At present, no quantitative metric is available for determining the sufficiency of information in the mass spectrum for identification of a sample of an unknown compound. Thus, determination of data sufficiency is currently left to the forensic analysts interpretation, which may vary with the skill and experience of the analyst as well as the quality of the sample. Developing and validating such a quantitative measure will provide baseline information for forensic laboratories to use in interpretation of mass spectra.
However, there are challenges in meeting this goal. One is that the characteristic mass spectral pattern of a given substance is not constant from very low to very high concentrations. The other is that contamination and/or background noise may also change the mass spectral pattern, and do so differentially depending on the concentration. Identification difficulty also arises from the sparsity of reference standards and resulting library data. This is also an acute problem for novel substances such as synthetic opioids.

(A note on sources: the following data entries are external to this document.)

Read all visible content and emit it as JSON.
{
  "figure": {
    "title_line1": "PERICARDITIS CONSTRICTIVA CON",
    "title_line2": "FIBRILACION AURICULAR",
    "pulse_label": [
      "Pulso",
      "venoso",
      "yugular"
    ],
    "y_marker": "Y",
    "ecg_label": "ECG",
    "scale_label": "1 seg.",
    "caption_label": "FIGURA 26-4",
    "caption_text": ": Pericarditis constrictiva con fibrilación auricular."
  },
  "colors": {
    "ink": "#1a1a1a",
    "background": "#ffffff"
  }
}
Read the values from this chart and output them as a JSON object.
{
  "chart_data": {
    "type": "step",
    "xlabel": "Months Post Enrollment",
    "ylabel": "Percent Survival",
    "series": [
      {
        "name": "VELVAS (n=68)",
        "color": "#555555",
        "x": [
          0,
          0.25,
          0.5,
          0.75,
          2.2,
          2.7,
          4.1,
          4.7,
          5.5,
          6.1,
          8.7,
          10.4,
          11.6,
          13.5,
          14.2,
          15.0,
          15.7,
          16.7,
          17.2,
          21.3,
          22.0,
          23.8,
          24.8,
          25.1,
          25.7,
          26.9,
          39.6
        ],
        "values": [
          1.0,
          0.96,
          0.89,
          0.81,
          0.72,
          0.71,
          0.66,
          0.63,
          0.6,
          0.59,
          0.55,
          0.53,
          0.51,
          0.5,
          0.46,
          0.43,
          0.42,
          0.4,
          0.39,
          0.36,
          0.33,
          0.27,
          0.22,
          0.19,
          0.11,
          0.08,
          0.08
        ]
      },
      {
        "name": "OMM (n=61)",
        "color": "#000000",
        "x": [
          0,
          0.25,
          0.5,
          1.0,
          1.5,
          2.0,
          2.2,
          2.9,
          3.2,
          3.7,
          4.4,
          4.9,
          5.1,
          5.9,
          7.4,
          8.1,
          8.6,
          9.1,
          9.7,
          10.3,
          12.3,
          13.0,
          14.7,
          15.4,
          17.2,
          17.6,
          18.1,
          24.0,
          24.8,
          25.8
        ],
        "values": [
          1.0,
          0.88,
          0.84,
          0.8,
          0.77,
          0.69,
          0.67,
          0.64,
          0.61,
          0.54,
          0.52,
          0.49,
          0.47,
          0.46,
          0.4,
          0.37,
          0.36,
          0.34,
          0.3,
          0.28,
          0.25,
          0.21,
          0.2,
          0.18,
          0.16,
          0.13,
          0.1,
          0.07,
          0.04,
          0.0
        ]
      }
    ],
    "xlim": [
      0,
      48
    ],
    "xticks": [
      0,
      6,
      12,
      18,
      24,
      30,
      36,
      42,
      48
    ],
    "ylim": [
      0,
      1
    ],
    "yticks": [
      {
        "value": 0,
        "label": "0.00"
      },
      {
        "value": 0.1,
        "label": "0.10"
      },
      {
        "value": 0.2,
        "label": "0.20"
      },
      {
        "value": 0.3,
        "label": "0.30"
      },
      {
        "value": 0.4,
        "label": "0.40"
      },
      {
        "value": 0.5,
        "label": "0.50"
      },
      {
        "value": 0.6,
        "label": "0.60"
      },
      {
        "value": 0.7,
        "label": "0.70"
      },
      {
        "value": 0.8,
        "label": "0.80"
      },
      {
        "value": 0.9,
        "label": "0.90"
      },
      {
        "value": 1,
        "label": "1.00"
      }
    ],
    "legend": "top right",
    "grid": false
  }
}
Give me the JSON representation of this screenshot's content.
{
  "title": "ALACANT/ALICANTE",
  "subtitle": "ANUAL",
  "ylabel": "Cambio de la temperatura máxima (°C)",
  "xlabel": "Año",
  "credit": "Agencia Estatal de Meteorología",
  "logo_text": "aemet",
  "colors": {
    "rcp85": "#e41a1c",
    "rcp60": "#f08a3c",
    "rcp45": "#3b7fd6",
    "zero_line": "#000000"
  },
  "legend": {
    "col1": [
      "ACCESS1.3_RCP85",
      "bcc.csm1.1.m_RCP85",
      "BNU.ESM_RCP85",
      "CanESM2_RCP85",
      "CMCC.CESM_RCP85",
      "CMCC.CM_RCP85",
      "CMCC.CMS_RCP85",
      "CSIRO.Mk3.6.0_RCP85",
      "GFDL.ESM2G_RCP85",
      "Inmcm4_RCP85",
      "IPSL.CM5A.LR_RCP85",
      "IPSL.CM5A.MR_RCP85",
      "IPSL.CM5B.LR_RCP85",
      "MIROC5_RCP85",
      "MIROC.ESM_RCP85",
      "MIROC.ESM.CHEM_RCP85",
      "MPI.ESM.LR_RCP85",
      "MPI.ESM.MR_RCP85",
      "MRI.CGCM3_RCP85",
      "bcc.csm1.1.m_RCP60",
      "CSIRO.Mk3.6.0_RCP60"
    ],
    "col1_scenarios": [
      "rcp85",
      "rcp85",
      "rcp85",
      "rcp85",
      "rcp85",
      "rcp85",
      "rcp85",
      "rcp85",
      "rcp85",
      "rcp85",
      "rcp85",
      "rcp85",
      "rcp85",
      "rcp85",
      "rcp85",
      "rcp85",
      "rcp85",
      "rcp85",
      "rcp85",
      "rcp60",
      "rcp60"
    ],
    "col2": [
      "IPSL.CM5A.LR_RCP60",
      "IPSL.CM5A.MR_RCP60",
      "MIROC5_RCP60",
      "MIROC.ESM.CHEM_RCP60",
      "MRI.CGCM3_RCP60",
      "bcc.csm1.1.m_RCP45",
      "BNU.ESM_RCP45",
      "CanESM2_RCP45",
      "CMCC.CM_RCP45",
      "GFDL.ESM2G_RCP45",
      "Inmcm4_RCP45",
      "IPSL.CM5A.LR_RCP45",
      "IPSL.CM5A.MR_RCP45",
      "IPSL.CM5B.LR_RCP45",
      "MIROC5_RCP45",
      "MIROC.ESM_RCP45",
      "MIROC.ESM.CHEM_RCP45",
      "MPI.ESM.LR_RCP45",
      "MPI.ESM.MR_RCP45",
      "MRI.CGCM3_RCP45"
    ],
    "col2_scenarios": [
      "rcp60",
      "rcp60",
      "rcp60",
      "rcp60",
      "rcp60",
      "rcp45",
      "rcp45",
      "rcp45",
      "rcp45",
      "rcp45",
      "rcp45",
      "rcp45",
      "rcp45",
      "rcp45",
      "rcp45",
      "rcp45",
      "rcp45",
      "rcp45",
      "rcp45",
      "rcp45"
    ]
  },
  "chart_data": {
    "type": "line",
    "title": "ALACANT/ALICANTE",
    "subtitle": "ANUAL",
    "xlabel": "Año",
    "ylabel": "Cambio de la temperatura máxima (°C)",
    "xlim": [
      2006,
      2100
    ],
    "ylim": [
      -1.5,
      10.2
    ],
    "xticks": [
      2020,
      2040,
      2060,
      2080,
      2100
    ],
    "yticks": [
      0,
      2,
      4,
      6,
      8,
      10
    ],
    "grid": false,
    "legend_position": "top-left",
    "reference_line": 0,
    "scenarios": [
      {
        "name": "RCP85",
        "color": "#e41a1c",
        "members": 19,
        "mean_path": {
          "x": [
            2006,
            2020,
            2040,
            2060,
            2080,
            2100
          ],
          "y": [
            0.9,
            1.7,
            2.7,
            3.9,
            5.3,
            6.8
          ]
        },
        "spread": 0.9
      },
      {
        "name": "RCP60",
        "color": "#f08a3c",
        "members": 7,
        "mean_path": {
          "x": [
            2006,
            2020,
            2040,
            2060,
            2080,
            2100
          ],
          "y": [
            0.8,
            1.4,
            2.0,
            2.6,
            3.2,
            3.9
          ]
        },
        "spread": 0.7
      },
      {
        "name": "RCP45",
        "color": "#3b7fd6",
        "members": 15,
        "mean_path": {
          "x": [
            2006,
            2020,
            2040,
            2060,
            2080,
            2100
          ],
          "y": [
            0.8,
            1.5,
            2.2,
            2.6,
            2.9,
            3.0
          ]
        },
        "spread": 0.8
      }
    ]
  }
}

Two aspects are identified as critical to developing a quantitative measure of sufficiency: the quality and quantity of information in the mass spectral library and the experience of the analyst in the interpretation of that data. The goal of this project is to factor in these two critical elements when developing sufficiency thresholds for mass spectral data.
By treating a mass spectrum as a pattern, it is possible, both mathematically and statistically, to characterize accurately the spectral pattern variation that is solely attributable to dilution effect and to define limits on the variation in pattern (regardless of source) that allow accurate identification.
Selected known standards of natural opiates, semi-synthetic and synthetic opioids will be assessed to provide insight into the effect of concentrations, adulterants, and mixtures on the quality of mass spectral data. Additionally, we will present varying experienced forensic chemists with a series of questionnaires to test pattern recognition challenges. To evaluate the analyst identification process, analyst will be given spectra constructed to increase variances of opinion to determine the sufficiency of information needed for an identification.
We anticipate that the results and methodology from this project will be applicable to other forensic disciplines that utilize mass spectral data.
Note: This project contains a research and/or development component, as defined in applicable law, and complies with Part 200 Uniform Requirements - 2 CFR 200.210(a)(14).